Jeffrey Swisher was caught using a video camera to peer up the skirts of teenagers at a mall, and law enforcement officials were eager to put him behind bars for a long time.

His punishment: 10 days in jail. A loophole in Virginia law meant prosecutors were able to convict Swisher only of disorderly conduct, but lawmakers on Tuesday passed a bill that could change that.

Prosecutors across the country are vexed by similar loopholes preventing them from imposing harsh — or often any — punishments on similar defendants. Victims of video voyeurism are often horrified to find out that what has happened to them isn't even illegal in most states.

"It was really frustrating and depressing," said Jolene Jang of Seattle, who was secretly filmed at a festival five years ago by a man who lowered his camera to shoot up her dress. "I felt helpless."

The Internet has only exacerbated the problem. Type the words "upskirt" and "downblouse" into the search engine Google, and millions of Web sites pop up.

Lawmakers nationwide have begun to respond, reworking laws written before advancements in camera technology led to a boom in digital voyeurism.

Most states with video voyeurism laws prohibit unauthorized videotaping or photographing of people who are in private areas, such as dressing rooms, or in situations where they have "a reasonable expectation of privacy."

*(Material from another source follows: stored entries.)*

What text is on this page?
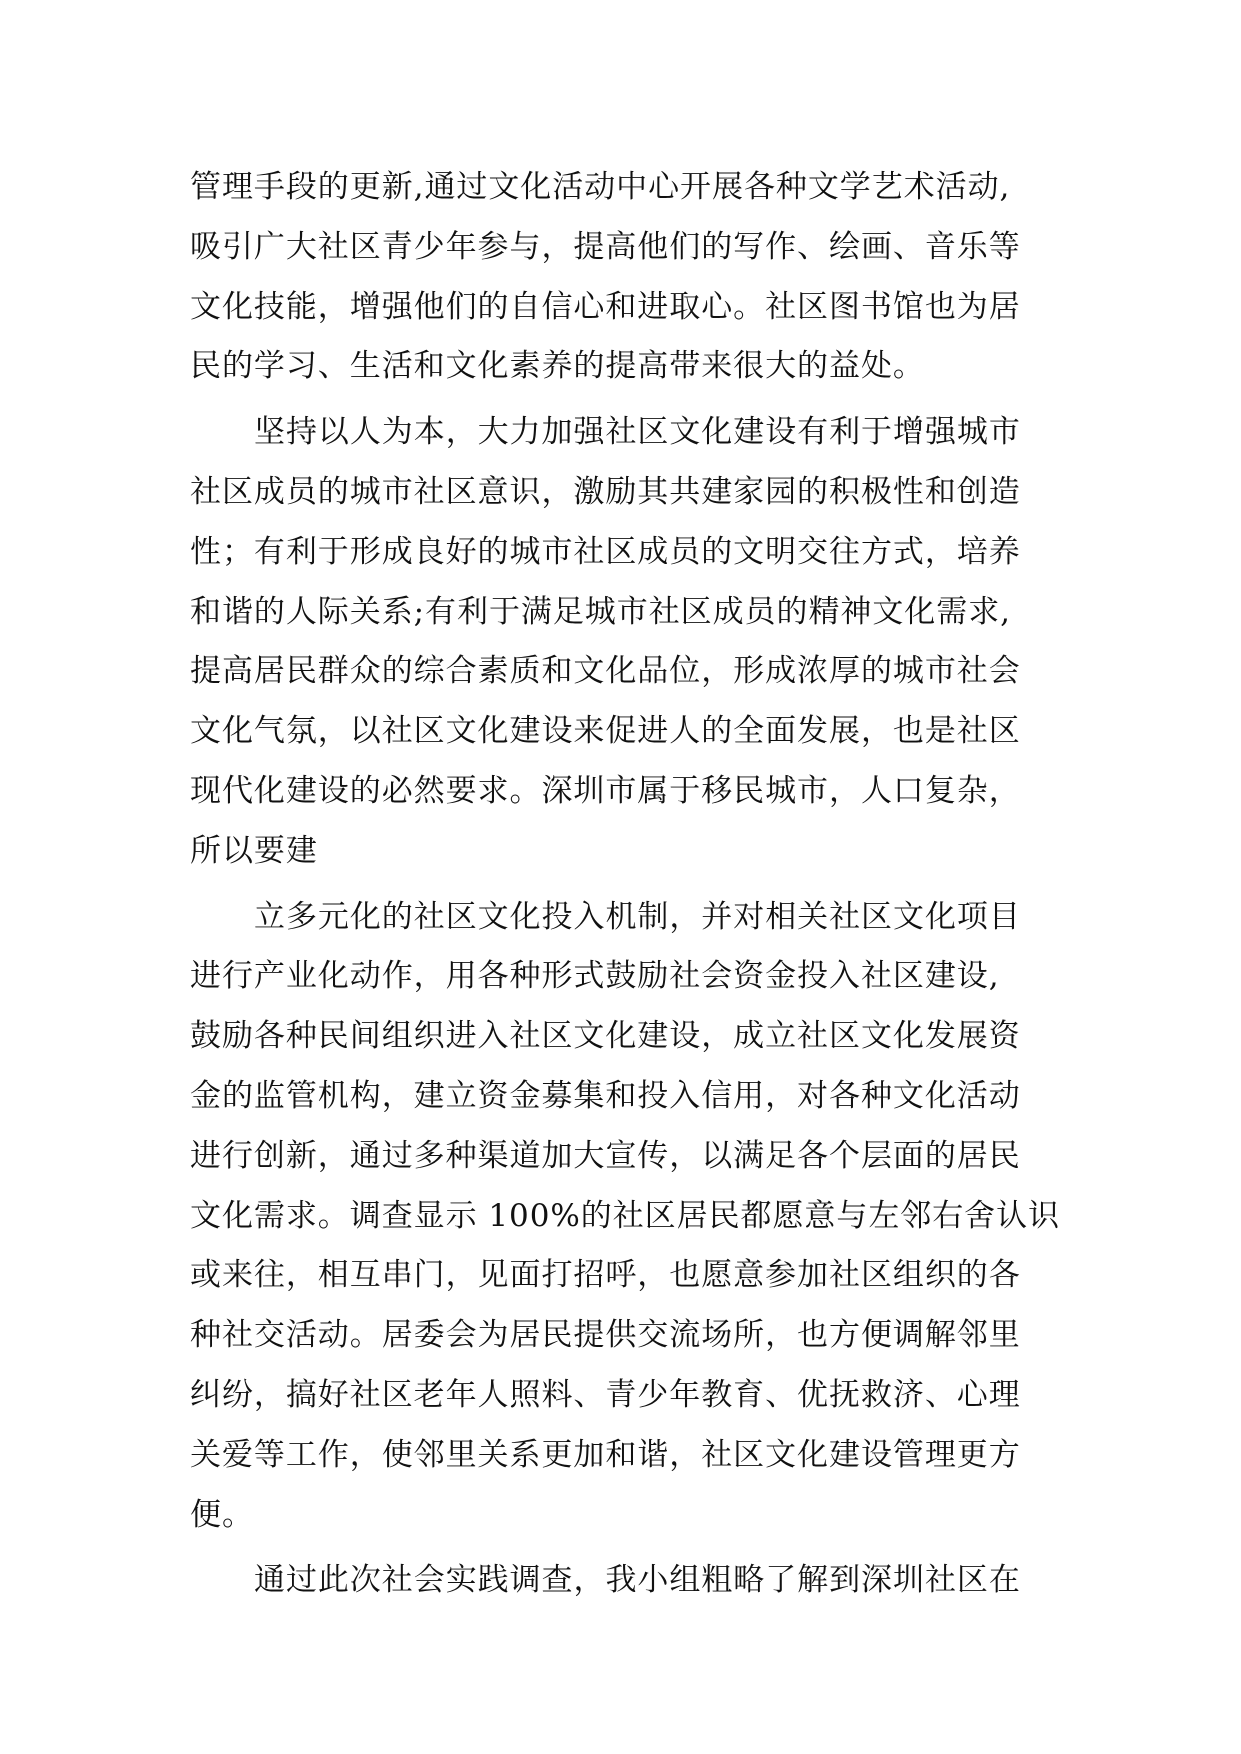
管理手段的更新,通过文化活动中心开展各种文学艺术活动,
吸引广大社区青少年参与，提高他们的写作、绘画、音乐等
文化技能，增强他们的自信心和进取心。社区图书馆也为居
民的学习、生活和文化素养的提高带来很大的益处。
坚持以人为本，大力加强社区文化建设有利于增强城市
社区成员的城市社区意识，激励其共建家园的积极性和创造
性；有利于形成良好的城市社区成员的文明交往方式，培养
和谐的人际关系;有利于满足城市社区成员的精神文化需求,
提高居民群众的综合素质和文化品位，形成浓厚的城市社会
文化气氛，以社区文化建设来促进人的全面发展，也是社区
现代化建设的必然要求。深圳市属于移民城市，人口复杂，
所以要建
立多元化的社区文化投入机制，并对相关社区文化项目
进行产业化动作，用各种形式鼓励社会资金投入社区建设,
鼓励各种民间组织进入社区文化建设，成立社区文化发展资
金的监管机构，建立资金募集和投入信用，对各种文化活动
进行创新，通过多种渠道加大宣传，以满足各个层面的居民
文化需求。调查显示 100%的社区居民都愿意与左邻右舍认识
或来往，相互串门，见面打招呼，也愿意参加社区组织的各
种社交活动。居委会为居民提供交流场所，也方便调解邻里
纠纷，搞好社区老年人照料、青少年教育、优抚救济、心理
关爱等工作，使邻里关系更加和谐，社区文化建设管理更方
便。
通过此次社会实践调查，我小组粗略了解到深圳社区在
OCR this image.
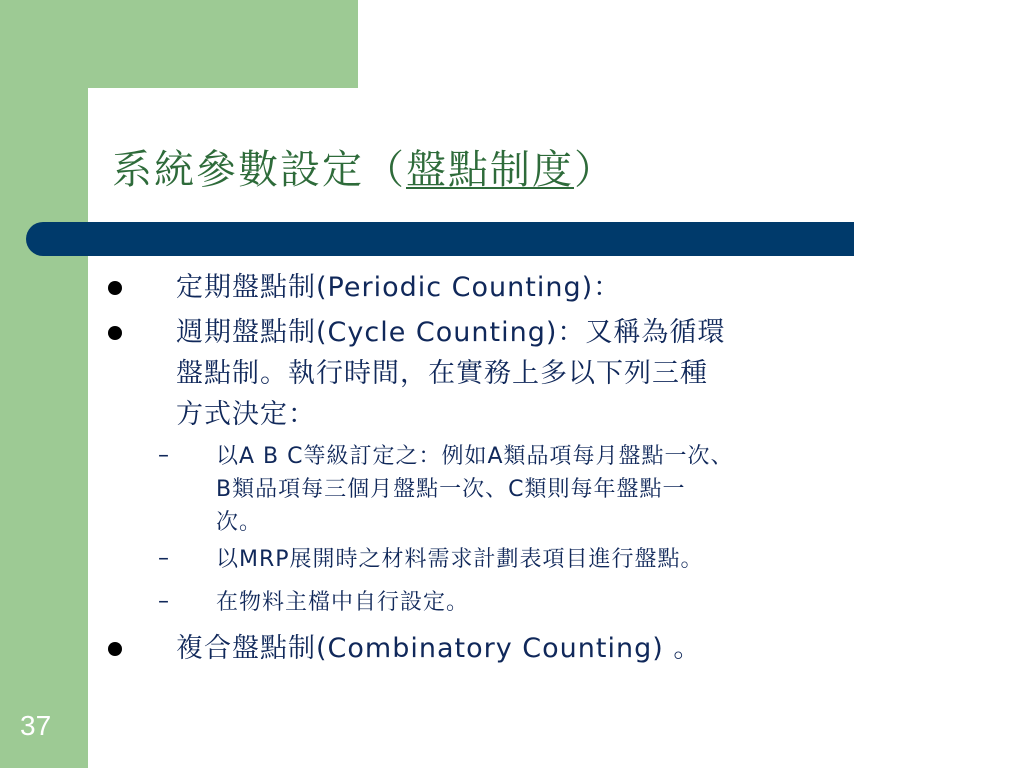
系統參數設定（盤點制度）
定期盤點制(Periodic Counting)：
週期盤點制(Cycle Counting)：又稱為循環
盤點制。執行時間，在實務上多以下列三種
方式決定：
– 以A B C等級訂定之：例如A類品項每月盤點一次、
B類品項每三個月盤點一次、C類則每年盤點一
次。
– 以MRP展開時之材料需求計劃表項目進行盤點。
– 在物料主檔中自行設定。
複合盤點制(Combinatory Counting) 。
37
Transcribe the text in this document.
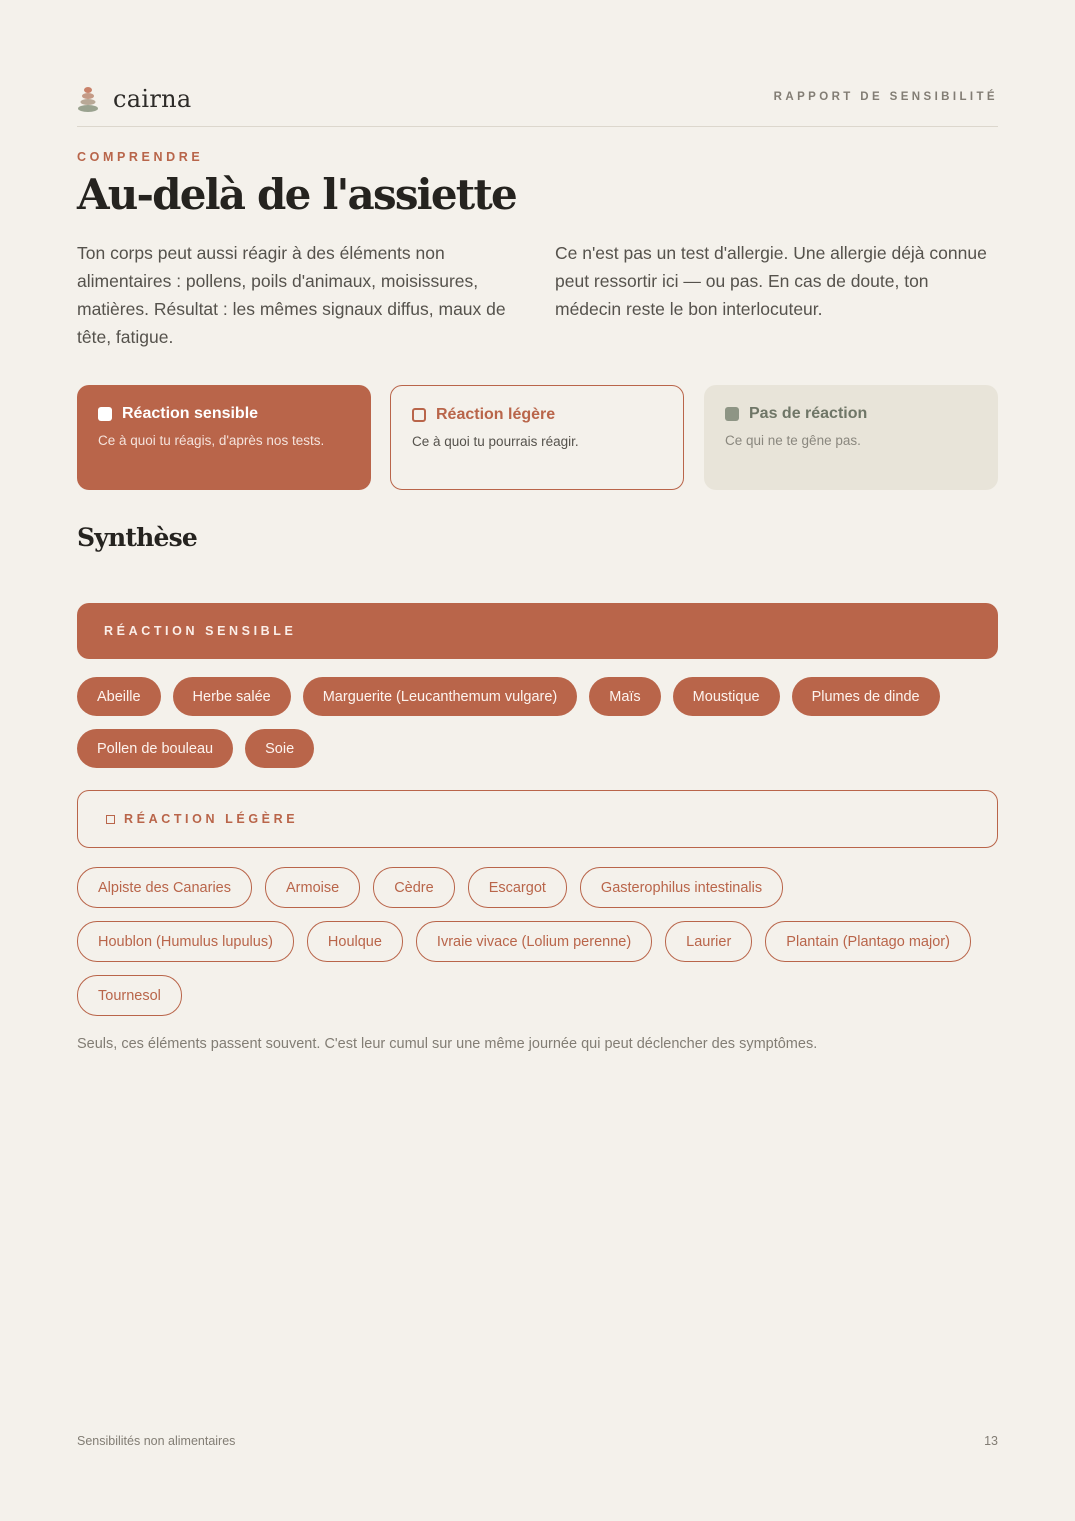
cairna	RAPPORT DE SENSIBILITÉ
COMPRENDRE
Au-delà de l'assiette

Ton corps peut aussi réagir à des éléments non alimentaires : pollens, poils d'animaux, moisissures, matières. Résultat : les mêmes signaux diffus, maux de tête, fatigue.

Ce n'est pas un test d'allergie. Une allergie déjà connue peut ressortir ici — ou pas. En cas de doute, ton médecin reste le bon interlocuteur.

Réaction sensible
Ce à quoi tu réagis, d'après nos tests.
Réaction légère
Ce à quoi tu pourrais réagir.
Pas de réaction
Ce qui ne te gêne pas.
Synthèse
RÉACTION SENSIBLE
Abeille	Herbe salée	Marguerite (Leucanthemum vulgare)	Maïs	Moustique	Plumes de dinde
Pollen de bouleau	Soie
RÉACTION LÉGÈRE
Alpiste des Canaries	Armoise	Cèdre	Escargot	Gasterophilus intestinalis
Houblon (Humulus lupulus)	Houlque	Ivraie vivace (Lolium perenne)	Laurier	Plantain (Plantago major)
Tournesol

Seuls, ces éléments passent souvent. C'est leur cumul sur une même journée qui peut déclencher des symptômes.

Sensibilités non alimentaires	13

The description has been too broad for several state courts, which have ruled people do not have a reasonable expectation of privacy underneath their clothing when they're in public.

That's what happened in Jang's case. In 2002, the Washington state Supreme Court ruled that taking pictures up a woman's skirt in a public place isn't illegal. The decision prompted a public outcry and lawmakers quickly amended the law.

Lawmakers in California amended a state law in 2000 to better address video voyeurism; Hawaii lawmakers amended their privacy law in 2002.

Swisher's case highlighted the loophole in Virginia's law.

"It's certainly immoral, it's certainly wrong, but under the code, it's just not a written offense," said state Delegate John Cosgrove, whose bill to close the loophole was unanimously approved by the Virginia House of Delegates on Tuesday. "We're trying to tighten the code so some pervert isn't able to do that."

For the mother of one of Swisher's alleged victims, the change can't come soon enough.

"It was unbelievable," said Bunny Brunt, who chased Swisher through the Norfolk mall until another customer tackled him. "And it wasn't only my daughter — he had other kids on (the tape). God knows how many tapes he had."

Swisher, 34, doesn't believe he should have been punished. In an interview, he blamed his behavior last year on money problems and the skirt length on Brunt's daughter.

Florida attorney Lawrence Walters, who specializes in First Amendment rights, cautions that restricting public photography could make criminals out of well-meaning people, such as a photojournalist taking pictures of an accident victim whose undergarments are exposed.

"Certainly it's a good idea to stop perverts from filming down women's blouses or up little girls' skirts," Walters said. "But we have to step back as a society once we get past that visceral reaction and think this through."

Thirty-eight states have privacy laws on the use of cameras for private surveillance, according to the National Conference of State Legislatures (search). Nineteen states have laws that specifically punish video voyeurism, said Robert Ellis Smith, publisher of Privacy Journal, a monthly publication on privacy issues. About half of those 19 states have laws that only ban the practice in private areas, he said.

President Bush in December signed into law the Video Voyeurism Prevention Act (search), but it only bans the practice on federal land.

One of the biggest hurdles is changing the common perception that people in public don't have a right to privacy, said Mary Lou Leary, executive director of the National Center for Victims of Crime (search) in Washington, D.C.

"We're used to the notion that if you're in a public place, you can take pictures and you can be photographed," Leary said.

The inability to predict new technological advances that could make upskirt photography easier adds to the challenge, she said.

"It's very difficult for legislators and for law enforcement officers to keep up with the criminals, because the technology is evolving so rapidly," Leary said. "It's a challenge, and it's sad to say the criminals are just ahead of the curve."